Цель - обеспечить безопасность ресурсы в локальной сети от неавторизованного локального доступа, особенно со стороны локальных пользователей, которые могут стать root .
В настоящее время системный администратор имеет root-доступ ко всем компьютерам. Несколько избранных сотрудников имеют права sudo на своих компьютерах. В настоящее время системный администратор может получить доступ ко всем ресурсам в локальной сети.
Теперь рассмотрим это новое требование: кроме владельца, бухгалтер - это человек, который должен иметь доступ к финансовым ресурсам компании.
Системный администратор должен иметь возможность продолжать администрировать все машины (от поддержки рабочего стола до установки операционной системы).
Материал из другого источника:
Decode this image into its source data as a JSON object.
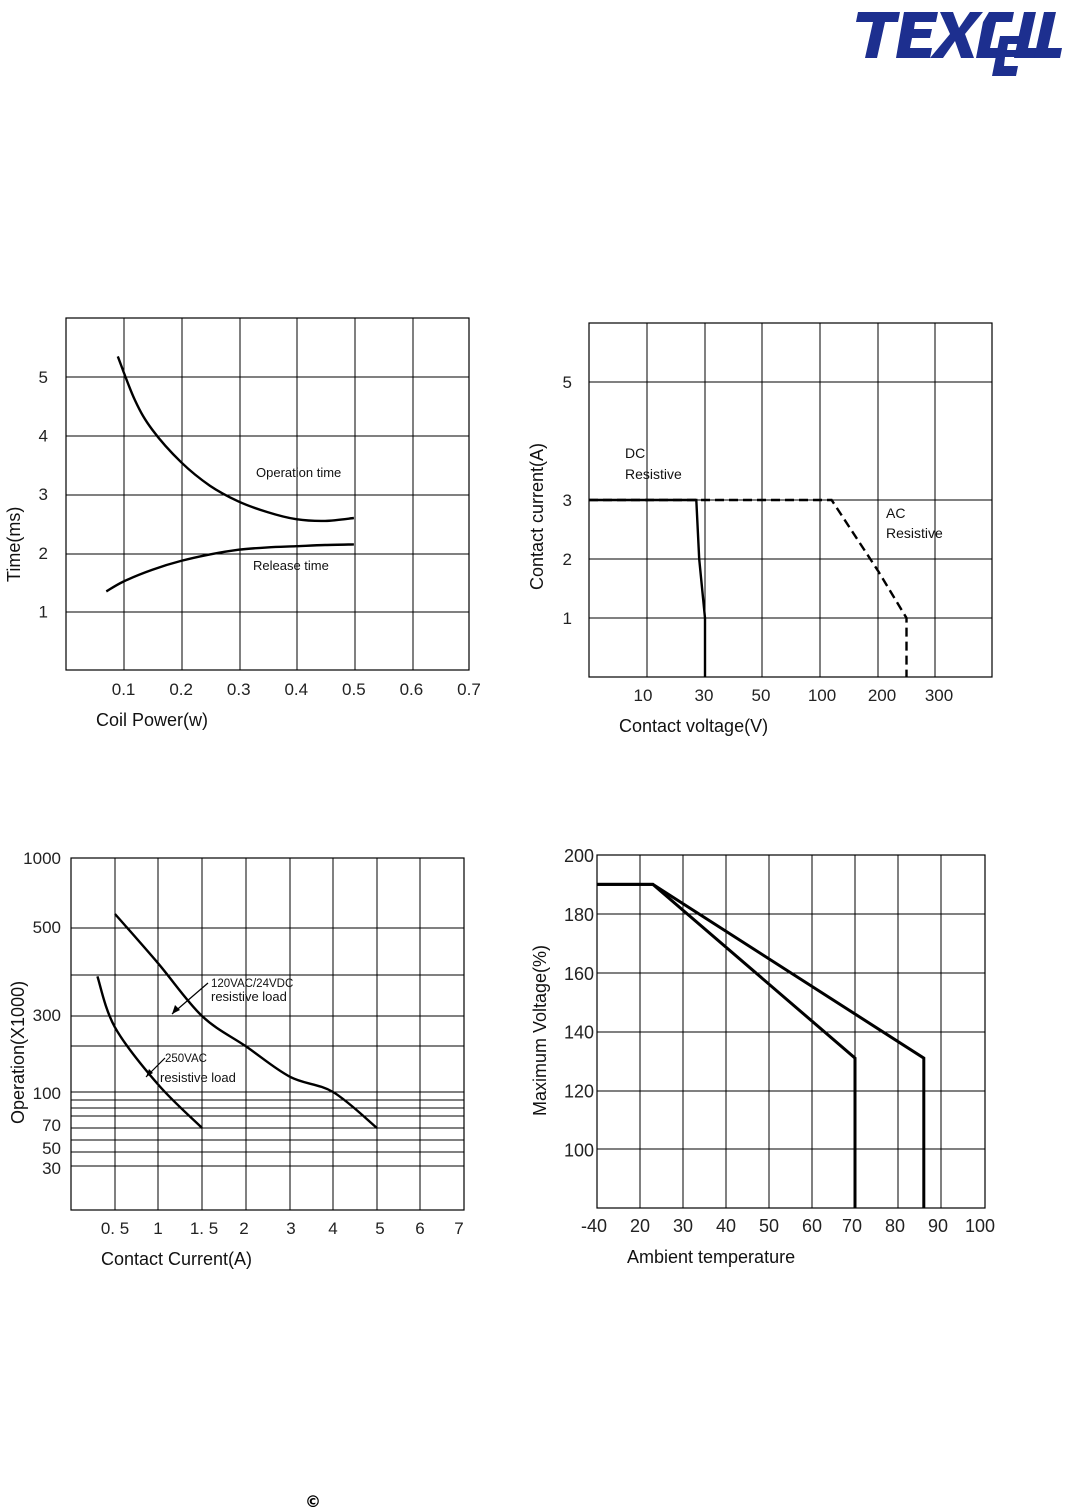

Как может системный администратор выполнять свою работу, соблюдая требование отсутствия доступа к хранимой финансовой информации на локальном файловом сервере, например?
Это то, что выполняют службы каталогов, такие как LDAP или FreeIPA?
Каков простой способ выполнить описанное выше требование для перегруженного и недостаточно обученного системного администратора Linux?
Если требование не может быть выполнено на 100%, какова общая практика в аналогичных компаниях?
Каков простой способ реализовать общую систему аутентификации вместе с сетевой файловой системой с шифрованием?
Некоторые из терминов, которые я видел, включают FreeIPA, NIS, NIS +, LDAP, SSSD, Kerberos и другие. Я' m не совсем ясно, как каждый из них мог бы вписаться в простое решение, требуемое в приведенном выше сценарии.
(Дополнительный вопрос: после того, как вышеуказанная цель будет достигнута, что - в очень общих чертах - нужно будет изменить, чтобы начать распространить эту авторизацию и контроль доступа на WAN / удаленных клиентов?)
Kerberos (+ LDAP) + NFS (v4) с целостностью и шифрованием, вероятно, лучший способ защитить вашу локальную сеть. Kerberos обеспечивает аутентификацию для ваших пользователей (предотвращение выдачи себя за другое лицо), централизованное управление пользователями LDAP. Kerberos также является обязательным требованием для параметров шифрования и целостности NFS.
Нельзя легко запретить системному администратору с корневым доступом получить доступ к данным, размещенным на машинах, которые они администрируют. Файлы, не зашифрованные на диске, могут быть извлечены, сетевой трафик можно перехватить, прежде чем он будет зашифрован на сервере. Если системный администратор не имеет (какого-либо) доступа к клиентской машине, шифрования данных на стороне клиента может быть достаточно.Однако любой административный доступ, скорее всего, предоставит злонамеренному системному администратору более чем достаточно возможностей для поиска способов получения доступа (кража ключей шифрования из памяти, регистратор ключей для сбора пароля шифрования и т. Д.).